Kingley Vale National Nature Reserve in Southern England is famous for its witch forest of nearly 1,000-year-old yew trees with strange, mysterious and horrifying shapes that make people scared and curious.
The yew trees in this forest are gigantic in size with huge trunks, branches, and secondary roots. Making many people feel like they are entering a fairy tale forest, home to dark witches.
In fact, the witchwood at Kingley Vale is one of the largest and most magnificent yew forests in Western Europe.
Some of the juniper trees here are even over 1000 years old.
The ancient yew trees have strange shapes with twisted, distorted trunks, giant branches twisting into the ground like snakes, and bulging secondary roots emerging.
Under the shade of the giant, strange yew tree there was no other vegetation, not even grass could grow.
Cedars typically live between 400 and 600 years, but some trees can live longer. The age of cedar trees is difficult to determine because the tree rings are not consistent, and some trunks are hollow.
Yew trees have a special ability: when exposed to unfavorable conditions, they can stop growing for centuries. Until the environment once again becomes suitable enough to awaken the tree, the yew tree will grow again.

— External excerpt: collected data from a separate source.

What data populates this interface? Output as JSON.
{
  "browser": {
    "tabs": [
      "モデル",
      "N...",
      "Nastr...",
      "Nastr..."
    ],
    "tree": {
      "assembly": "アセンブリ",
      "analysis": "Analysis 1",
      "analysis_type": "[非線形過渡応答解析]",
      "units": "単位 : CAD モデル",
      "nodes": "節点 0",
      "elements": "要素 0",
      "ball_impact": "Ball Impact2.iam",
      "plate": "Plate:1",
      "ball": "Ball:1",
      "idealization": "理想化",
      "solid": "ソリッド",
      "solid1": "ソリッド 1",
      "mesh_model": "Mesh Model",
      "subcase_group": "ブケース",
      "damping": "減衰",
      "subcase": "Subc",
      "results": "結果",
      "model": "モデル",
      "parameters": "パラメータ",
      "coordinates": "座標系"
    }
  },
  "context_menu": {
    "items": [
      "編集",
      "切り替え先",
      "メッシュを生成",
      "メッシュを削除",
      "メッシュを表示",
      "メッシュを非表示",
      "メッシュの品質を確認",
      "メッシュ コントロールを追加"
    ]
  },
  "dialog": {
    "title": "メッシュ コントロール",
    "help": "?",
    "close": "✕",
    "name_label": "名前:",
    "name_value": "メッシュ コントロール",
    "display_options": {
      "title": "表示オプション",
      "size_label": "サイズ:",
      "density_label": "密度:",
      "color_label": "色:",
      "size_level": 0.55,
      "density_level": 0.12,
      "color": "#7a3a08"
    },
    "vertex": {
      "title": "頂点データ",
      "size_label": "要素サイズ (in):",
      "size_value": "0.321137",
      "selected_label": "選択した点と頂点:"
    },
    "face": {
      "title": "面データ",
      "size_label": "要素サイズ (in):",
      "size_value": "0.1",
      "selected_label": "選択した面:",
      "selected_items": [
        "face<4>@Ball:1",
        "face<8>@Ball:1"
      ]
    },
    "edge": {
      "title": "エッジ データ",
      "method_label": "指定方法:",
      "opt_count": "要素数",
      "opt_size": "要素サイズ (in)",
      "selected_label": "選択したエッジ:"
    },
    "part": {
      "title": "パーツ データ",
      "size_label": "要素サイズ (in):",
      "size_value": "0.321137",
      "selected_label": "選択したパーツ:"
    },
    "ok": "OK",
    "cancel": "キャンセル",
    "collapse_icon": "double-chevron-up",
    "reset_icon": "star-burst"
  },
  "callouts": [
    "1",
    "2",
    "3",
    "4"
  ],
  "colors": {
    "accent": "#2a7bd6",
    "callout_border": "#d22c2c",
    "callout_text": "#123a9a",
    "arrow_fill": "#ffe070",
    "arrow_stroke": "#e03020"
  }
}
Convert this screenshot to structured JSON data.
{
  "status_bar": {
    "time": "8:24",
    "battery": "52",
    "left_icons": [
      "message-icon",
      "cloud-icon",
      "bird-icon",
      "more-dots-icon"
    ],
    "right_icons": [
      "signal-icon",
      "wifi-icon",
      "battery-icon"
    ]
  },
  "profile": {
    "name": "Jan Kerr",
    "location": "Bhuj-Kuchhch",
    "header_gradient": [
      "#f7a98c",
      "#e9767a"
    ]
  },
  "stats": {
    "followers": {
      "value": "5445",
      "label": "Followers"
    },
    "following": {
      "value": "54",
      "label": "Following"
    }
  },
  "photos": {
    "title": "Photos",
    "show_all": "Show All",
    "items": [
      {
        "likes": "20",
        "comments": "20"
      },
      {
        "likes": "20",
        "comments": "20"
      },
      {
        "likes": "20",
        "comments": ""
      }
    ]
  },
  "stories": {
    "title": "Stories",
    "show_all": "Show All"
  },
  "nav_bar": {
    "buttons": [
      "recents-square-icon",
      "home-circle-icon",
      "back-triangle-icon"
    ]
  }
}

The age of the giant yews at Kingley Vale is difficult to determine, largely based on conjecture. According to legend, the trees, which have all turned into wood spirits, are between 5,000 and 9,500 years old. However, according to scientists, this figure is unrealistic.
According to legend, these yew trees were planted to commemorate the heroic battle between the Vikings and the Anglo Saxons in 859.
Today, it is very difficult to see ancient yews like those at Kingley Vale, as most of the ancient yews across Europe were felled after the 14th century when people preferred walking sticks made from straight-grained yew, a wood that was popular with royalty.